Please ensure Javascript is enabled for purposes of website accessibility As Big Ten, Pac-12 postpone football seasons, DeSantis lobbies ACC, SEC for September kickoffs - Miami Eagle
April 26, 2024

As Big Ten, Pac-12 postpone football seasons, DeSantis lobbies ACC, SEC for September kickoffs

By John Haughey | The Center Square

Aug 11, 2020

 

(The Center Square) – The Big Ten and Pac-12 became the first Power 5 conferences to postpone their football seasons Tuesday, joining the Mid-American and Mountain West as Football Bowl Subdivision conferences to shelve fall sports amid the COVID-19 pandemic.

That’s a mistake, Florida Gov. Ron DeSantis said Tuesday, imploring the Atlantic Coast Conference (ACC) and Southeastern Conference (SEC) to stick with their plans to kick-off football seasons in September.

“We are here to say from the state of Florida, we want you guys to play,” DeSantis said to Florida State University football players at a collegiate athletics roundtable Tuesday at FSU’s Albert J. Dunlap Athletic Training Facility in Tallahassee.

In his push to reopen the state’s schools and colleges, DeSantis repeatedly has stressed the importance of high school and collegiate fall sports, saying canceling them will put student-athletes more at risk once they are no longer in “protective bubbles” provided by their teams.

“This is the safest place to be,” he said, noting weekly testing of players socially isolated from outsiders makes them safer than being on their own, which many would be – on campus and off – if the football season was postponed.

“We believe that discussions about short-circuiting the season are entirely misplaced, and I support Florida State continuing to play with the season, as I do all the sports throughout the state of Florida,” DeSantis said.

FSU President John Thrasher said the university has its own testing lab, can get players’ results in a day and the Seminoles are preparing to play their first game Sept. 12.

“What we frankly want to send is a message to some of the other schools that may be teetering on whether or not to play football,” Thrasher said. “We think it is in the best interests of our athletes for us to play football.”

“You talk about 18- to 22-year-olds just quarantining at their house, that’s unrealistic. There’s so many other things that guys are going to go do, which is not safe,” FSU wide receiver Keyshawn Helton said.

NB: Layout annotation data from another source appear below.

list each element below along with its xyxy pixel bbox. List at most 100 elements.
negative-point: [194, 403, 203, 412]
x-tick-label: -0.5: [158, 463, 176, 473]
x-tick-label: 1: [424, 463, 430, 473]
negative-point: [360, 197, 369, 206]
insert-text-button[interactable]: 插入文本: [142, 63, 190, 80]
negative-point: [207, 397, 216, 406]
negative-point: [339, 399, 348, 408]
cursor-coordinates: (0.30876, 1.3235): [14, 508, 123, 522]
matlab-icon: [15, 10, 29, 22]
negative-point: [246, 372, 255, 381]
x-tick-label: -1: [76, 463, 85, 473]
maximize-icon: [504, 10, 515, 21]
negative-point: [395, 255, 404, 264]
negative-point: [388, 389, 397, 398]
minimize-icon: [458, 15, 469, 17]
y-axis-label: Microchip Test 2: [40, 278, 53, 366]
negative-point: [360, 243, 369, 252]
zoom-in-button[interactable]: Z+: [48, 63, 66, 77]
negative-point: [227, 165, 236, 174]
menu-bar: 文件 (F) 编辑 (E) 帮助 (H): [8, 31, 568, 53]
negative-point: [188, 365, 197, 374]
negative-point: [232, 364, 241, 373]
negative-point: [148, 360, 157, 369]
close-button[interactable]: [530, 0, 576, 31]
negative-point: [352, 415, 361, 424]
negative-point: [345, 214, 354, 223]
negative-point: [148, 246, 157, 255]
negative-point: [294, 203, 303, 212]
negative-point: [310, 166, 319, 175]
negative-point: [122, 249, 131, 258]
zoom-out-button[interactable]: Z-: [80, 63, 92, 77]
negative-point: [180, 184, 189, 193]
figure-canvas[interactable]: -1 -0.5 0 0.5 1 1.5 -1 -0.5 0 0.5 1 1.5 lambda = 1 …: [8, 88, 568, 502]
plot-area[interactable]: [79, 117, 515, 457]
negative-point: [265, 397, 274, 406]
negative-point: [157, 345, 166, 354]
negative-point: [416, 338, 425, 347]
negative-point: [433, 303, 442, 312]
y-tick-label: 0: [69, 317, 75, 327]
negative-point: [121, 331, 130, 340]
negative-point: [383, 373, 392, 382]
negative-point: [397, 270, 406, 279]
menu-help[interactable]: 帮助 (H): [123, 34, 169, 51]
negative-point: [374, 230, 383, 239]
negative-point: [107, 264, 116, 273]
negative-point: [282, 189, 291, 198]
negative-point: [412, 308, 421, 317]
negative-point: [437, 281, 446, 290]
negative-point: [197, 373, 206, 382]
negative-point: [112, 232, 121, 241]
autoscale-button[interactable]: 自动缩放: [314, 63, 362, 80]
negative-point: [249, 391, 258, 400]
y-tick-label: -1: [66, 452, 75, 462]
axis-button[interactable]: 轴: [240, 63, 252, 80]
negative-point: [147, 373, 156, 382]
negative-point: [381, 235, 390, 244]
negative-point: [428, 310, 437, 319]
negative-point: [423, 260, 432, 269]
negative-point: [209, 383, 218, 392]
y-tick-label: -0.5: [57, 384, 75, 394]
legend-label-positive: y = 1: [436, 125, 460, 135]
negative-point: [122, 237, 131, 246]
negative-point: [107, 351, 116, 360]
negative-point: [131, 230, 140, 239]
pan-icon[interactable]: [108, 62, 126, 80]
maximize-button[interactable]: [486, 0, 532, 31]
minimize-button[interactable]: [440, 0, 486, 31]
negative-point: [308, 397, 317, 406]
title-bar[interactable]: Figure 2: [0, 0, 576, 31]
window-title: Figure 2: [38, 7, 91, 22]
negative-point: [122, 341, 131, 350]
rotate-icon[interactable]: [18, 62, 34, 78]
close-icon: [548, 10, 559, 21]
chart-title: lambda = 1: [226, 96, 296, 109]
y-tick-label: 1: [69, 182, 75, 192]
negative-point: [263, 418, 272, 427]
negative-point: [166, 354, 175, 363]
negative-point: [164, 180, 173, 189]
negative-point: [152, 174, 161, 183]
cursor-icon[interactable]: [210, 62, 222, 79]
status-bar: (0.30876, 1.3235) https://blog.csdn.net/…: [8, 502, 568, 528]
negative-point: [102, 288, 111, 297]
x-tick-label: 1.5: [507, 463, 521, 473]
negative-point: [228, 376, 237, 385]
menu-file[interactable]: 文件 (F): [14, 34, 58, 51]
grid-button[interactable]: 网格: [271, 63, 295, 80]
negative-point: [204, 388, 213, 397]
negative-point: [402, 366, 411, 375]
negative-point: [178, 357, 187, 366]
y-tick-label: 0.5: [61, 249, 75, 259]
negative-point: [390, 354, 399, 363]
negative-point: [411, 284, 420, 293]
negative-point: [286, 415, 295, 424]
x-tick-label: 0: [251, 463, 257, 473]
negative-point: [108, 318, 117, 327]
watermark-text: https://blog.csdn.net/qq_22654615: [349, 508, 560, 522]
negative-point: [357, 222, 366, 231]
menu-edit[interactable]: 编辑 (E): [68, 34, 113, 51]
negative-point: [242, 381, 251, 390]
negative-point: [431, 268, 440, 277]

“Let’s be clear,” DeSantis said. “You don’t have sports, it ain’t like there’s not going to be activities going on with college students. In fact, it will be unsupervised, it will be unstructured. Just from a corona perspective, you would want the kids, I think, in the athletic program.”

Florida Chief Financial Officer Jimmy Patronis assured Florida’s 12 universities in a letter Monday their schools would be shielded from liability lawsuits.

“If you’re concerned about the legal liability of letting student-athletes compete, let’s talk,” Patronis wrote. “Next legislative session, I plan to pursue legislation to protect our businesses and nonprofits from legal firms who see the coronavirus as a business opportunity.”

FSU and the University of Miami are in the ACC. The University of Florida is in the SEC. Both are among college football’s Power 5 conferences, along with the Big Ten, Big 12 and Pac-12.

Many conferences, including the ACC and SEC, had cancelled nonconference football games, nixing the annual rivalry showdown between FSU and UF, which DeSantis also has lobbied to get back on the schedule.

DeSantis made a similar overture regarding prep sports last week. The Florida High School Athletic Association (FHSAA) Board of Directors reversed plans to begin fall sports as scheduled after Miami-Dade County Public Schools, the nation’s fourth-largest school district, threatened to leave the association if it did not delay the season.

The FHSAA board will discuss fall sports when it meets Thursday. Its Athletic Directors Advisory Committee (ADAC) has recommended football season begin with practices Nov. 30 practices and games Dec. 14.